The unexpected public disclosure in early 1974 of angiosarcoma (a rare form of cancer attacking the lining of blood vessels in the liver) in workers at a vinyl plant operated by BF Goodrich (BFG) was a very undesirable circumstance for the entire industry – including even vinyl companies that had not been formal signatories to secrecy agreements the MCA-coordinated vinyl manufacturers had entered with European vinyl producers in 1972. These secrecy agreements had been used as an excuse for the MCA-coordinated vinyl manufacturers to conceal their knowledge of vinyl chloride’s carcinogenicity in animals even at doses far lower than were then considered completely safe by persons who were not privy to the secrets the MCA-coordinated vinyl manufacturers had been keeping for years before the public disclosure of the human angiosarcomas at BFG Louisville. For example, angiosarcoma had been secretly known by the MCA-coordinated vinyl manufacturers to be a signal neoplasm for vinyl chloride exposure in animals for years prior to the time that same tumor was first publicly disclosed to have occurred in humans at BFG’s Louisville facility.
As a result of the public relations and potential financial crisis implied by the so-called “Louisville incident,” the MCA-coordinated vinyl manufacturers undertook to close ranks and broaden their membership base even further to include companies that for whatever reason had not been formal participants in the MCA research program. As a condition of membership for all of the companies that joined and became active participants in the activities and the misconduct identified in the following disclosure as having occurred after January, 1974, each new member made an explicit agreement to abide by secrecy agreements that were already in effect at the time, as well as any new ones. As is described with greater particularity below, not only did the “new” companies voluntarily subscribe to the already existing secrecy agreements (a fact that was explicitly brought home to them at, for example, the Vinyl Panel’s meeting December, 1974), the new and the old companies joined forces to design and conduct an utterly fraudulent and intentionally compromised and misleading scientific research program under the auspices of the MCA, all as described with more particularity below.

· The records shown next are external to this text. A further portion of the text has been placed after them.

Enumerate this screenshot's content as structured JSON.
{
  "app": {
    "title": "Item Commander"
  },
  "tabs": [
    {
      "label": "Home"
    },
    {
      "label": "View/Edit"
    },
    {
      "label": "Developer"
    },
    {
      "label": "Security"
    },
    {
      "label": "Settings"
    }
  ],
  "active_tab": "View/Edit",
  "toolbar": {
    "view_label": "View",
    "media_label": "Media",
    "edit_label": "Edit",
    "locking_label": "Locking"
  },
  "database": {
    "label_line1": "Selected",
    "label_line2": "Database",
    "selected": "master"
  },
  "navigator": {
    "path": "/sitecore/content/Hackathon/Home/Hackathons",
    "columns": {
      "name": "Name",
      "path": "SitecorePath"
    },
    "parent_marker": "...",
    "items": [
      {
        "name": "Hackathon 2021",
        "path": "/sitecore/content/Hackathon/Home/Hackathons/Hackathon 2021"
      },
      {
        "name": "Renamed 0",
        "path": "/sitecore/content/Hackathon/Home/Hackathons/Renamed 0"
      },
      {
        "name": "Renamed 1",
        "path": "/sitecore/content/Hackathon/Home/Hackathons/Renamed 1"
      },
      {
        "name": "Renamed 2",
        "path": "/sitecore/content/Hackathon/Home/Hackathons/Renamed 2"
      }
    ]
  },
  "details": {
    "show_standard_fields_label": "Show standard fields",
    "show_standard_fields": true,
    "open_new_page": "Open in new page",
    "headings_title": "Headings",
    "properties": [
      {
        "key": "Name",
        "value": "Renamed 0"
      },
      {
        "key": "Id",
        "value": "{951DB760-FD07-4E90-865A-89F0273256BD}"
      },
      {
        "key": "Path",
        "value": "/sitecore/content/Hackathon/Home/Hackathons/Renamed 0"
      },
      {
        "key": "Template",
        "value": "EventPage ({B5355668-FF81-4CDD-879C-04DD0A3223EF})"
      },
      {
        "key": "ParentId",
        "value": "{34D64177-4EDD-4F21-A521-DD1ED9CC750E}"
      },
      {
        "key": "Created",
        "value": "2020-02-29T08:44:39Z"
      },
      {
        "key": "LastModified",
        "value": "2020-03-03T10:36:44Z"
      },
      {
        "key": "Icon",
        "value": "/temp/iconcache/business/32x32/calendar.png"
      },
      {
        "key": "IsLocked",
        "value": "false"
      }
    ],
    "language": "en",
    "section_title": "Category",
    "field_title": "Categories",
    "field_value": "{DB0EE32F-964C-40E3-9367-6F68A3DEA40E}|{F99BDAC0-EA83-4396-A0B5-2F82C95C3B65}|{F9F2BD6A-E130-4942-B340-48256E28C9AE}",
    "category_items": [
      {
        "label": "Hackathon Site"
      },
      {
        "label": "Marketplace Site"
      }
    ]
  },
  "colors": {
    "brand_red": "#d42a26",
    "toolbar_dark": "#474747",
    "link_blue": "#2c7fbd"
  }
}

Before or certainly within a short time after, each of these ”new” companies joined the MCA research and advocacy programs, they voluntarily engaged in concerted activities that were purposefully designed to “defocus” cancer in MCA conducted research and in the public mind. At least by or within a short time after joining the MCA Vinyl Panel, every “new member” of the group was fully apprised of the fact that the studies to which they were contributing both financial support and “study subjects” (i.e., workers) were corrupt and intentionally biased, all as set forth with more detail in the portions of this disclosure designated with dates falling between early 1974 and the present.
These new companies include the following and the date the companies knowingly began participating in the MCA cover-up was 1974 unless otherwise specified: Georgia Pacific; Certainteed; Occidental (per se); Vista Chemical (after 1982); Georgia Gulf (after approximately 1986); Formosa Plastics; Shintech; Robintech; Geon (after 1980s MBO of BFG’s vinyl chloride related assets).